Austin Ward: Ohio State LB Raekwon McMillan
The Buckeyes are always going to score in bunches as long as Urban Meyer is around, and Barrett certainly appears to be back to his record-setting ways. But if Ohio State is going to return to the top of the heap in the Big Ten and get back in the College Football Playoff, odds are it will be the quarterback on the other side of the ball helping to lead the program there by keeping points off the board. McMillan wasn’t flashy in his first full season as a starter at middle linebacker, but he was relentlessly consistent, finishing fourth in the league in tackles thanks in large part to his ability to make every play that came his way. With Joshua Perry and Darron Lee now gone, McMillan will need to make even more big plays next season, and his numbers figure to go up across the board. The Buckeyes are obviously in great shape on offense with Barrett, but McMillan might just be even more crucial in determining the team’s potential.
Mitch Sherman: Michigan safety Jabrill Peppers
It makes little sense to assign a position or even a class to Michigan's budding superstar. Peppers will be a third-year sophomore in 2016. Just know that, barring injury or unexpected development, it may be his final year in Ann Arbor. He's that kind of talent. And Peppers' versatility should allow him to blossom into a Charles Woodson-like player. Peppers covers like a cornerback and can play a key role in run support. His 50 snaps on offense in 2015 provided a preview, perhaps, of what's next. Michigan will look to use him as a running and receiving threat, and he's dangerous in the return game. Altogether, Peppers' potential contributions to the Wolverines next season make him valuable in a way unlike any other Big Ten player.

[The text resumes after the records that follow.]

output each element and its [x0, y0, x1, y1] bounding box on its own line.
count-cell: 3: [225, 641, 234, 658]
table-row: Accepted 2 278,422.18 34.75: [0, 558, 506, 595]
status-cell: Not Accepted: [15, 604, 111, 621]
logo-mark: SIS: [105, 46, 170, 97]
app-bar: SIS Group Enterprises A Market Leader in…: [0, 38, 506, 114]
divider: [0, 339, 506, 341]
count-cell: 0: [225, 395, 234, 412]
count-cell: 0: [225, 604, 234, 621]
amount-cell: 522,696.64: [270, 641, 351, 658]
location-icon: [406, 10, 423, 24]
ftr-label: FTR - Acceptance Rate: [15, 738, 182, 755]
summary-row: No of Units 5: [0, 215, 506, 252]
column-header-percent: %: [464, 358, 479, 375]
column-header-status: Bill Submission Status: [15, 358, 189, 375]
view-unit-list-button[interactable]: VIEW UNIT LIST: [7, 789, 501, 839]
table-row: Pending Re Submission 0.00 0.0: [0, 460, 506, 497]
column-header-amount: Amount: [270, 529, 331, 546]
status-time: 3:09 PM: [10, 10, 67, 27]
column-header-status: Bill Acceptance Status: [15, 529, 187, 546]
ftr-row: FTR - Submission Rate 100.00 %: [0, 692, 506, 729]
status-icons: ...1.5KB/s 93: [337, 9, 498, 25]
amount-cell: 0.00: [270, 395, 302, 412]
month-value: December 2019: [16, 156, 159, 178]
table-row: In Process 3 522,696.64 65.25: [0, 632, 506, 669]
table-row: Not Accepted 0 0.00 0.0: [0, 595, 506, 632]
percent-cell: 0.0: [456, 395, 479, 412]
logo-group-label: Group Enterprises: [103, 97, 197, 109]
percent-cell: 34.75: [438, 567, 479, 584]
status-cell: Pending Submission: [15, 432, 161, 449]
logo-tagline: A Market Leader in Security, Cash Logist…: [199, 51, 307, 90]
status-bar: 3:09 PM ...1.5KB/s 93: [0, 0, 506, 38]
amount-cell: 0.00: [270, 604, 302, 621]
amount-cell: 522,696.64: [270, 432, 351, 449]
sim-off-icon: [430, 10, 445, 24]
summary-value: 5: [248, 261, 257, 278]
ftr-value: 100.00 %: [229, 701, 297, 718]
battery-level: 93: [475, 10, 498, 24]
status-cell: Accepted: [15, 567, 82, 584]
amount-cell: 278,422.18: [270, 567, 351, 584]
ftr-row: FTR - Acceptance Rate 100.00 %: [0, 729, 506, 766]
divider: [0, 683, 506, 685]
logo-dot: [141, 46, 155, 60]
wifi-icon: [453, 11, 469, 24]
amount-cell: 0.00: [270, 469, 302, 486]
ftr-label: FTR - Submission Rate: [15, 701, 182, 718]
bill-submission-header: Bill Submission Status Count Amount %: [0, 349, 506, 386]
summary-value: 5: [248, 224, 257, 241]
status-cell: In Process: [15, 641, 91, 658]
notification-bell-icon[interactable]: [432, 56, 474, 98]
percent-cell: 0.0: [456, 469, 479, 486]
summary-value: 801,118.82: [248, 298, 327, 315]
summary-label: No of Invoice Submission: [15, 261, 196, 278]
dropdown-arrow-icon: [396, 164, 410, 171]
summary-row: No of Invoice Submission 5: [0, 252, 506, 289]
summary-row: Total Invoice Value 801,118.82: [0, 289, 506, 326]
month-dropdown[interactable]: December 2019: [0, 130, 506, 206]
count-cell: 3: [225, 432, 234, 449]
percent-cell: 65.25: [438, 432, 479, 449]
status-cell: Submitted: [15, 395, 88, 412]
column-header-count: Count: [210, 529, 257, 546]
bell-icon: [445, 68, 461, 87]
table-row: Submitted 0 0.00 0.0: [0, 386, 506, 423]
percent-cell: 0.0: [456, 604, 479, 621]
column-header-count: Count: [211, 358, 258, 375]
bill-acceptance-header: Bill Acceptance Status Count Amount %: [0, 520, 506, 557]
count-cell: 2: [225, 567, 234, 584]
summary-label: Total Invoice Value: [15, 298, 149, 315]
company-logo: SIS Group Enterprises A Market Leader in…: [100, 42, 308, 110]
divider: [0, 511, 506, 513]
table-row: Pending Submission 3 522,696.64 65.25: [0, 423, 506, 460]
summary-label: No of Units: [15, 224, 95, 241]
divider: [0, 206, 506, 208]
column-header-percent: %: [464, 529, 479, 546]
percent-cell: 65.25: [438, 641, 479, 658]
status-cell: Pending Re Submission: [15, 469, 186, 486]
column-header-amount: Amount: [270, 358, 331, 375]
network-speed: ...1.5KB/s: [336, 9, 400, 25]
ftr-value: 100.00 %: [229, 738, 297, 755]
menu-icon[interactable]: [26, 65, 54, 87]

Josh Moyer: Iowa DB Desmond King
He's the only returning major award winner (Thorpe) in the conference, and he was the highest-rated Big Ten player in ESPN.com's national list of best returning players. At the very least, that should make King a favorite here. His numbers this past season put him in some elite company. The rising senior finished 2015 with eight interceptions, good enough to tie the single-season school record set by 1939 Heisman Trophy winner Nile Kinnick. And he also had 21 passes defended -- the third-best total in the conference -- and was a solid returner, finishing No. 7 nationally in punt-return average (14.2 yards per return). King could've declared early for the NFL draft, but he instead decided to stay and finish what he started. There should be none better next season.
Dan Murphy: Michigan State DL Malik McDowell
There won't be a more physically dominant player in the Big Ten than Michigan State's 6-foot-6, 275-pound monster in the middle. McDowell's combination of a massive wingspan and ability to get low enough to drive interior offensive linemen backward makes him the keystone of the Spartans' rushing defense. He has played in every game since arriving in East Lansing, finishing second on the team with 4.5 sacks this past season. Next year, the defensive line will be his to lead. McDowell won't post the same gaudy stats as others on this list -- defensive tackles rarely do -- but he has the ability to affect games more than anyone else in the league in 2016.